Within four years we opened up a vast empire to settlement, and put
the Indians forever out of Texas. J. Wright Mooar tells the story
of the buffalo hunter, from the hunter's perspective, in this
first-person account published more than seventy years ago in
several installments in Holland's, The Magazine of the South. Mooar
was more than eighty years old when he sat down with Methodist
minister/educator James Winford Hunt and recounted his years as a
buffalo hunter. He describes how buffalo hunting became a huge
business that thrived for less than a decade in the 1870s and makes
the case that the buffalo hunter, more than anyone else, opened the
way for white settlement by eradicating the Indians' source of
food. ""Buffalo hunting was a business and not a sport. It required
capital, management, and a lot of hard work. Magazine writers and
others who claim that the killing of the buffalo was a national
calamity and was accomplished by vandals simply expose their
ignorance, and I resent such an unjust judgment upon us. ""If it
had not been for the work of the buffalo hunters, the wild bison
would still graze where Amarillo now is, and the red man would
still reign supreme over the pampas of the Panhandle of Texas.

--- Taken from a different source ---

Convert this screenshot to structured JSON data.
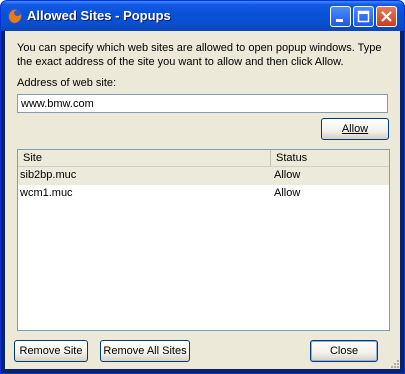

""Any one of the families killed and homes destroyed by the Indians
would have been worth more to Texas and to civilization than all
the millions of buffalo that ever roamed from the Pecos River on
the south to the Platte River on the north."" ""Here is an odyssey
of hairbreadth escapes from death with wild Indians, wilder white
men, and thundering herds of wild buffalo,"" writes J. W. Hunt,
founding president of Abilene's McMurry College (now University),
in his introduction. Illustrated by Texas folklore artist Granville
Bruce, the stories of J. Wright Mooar make for lively reading and
continuing debate.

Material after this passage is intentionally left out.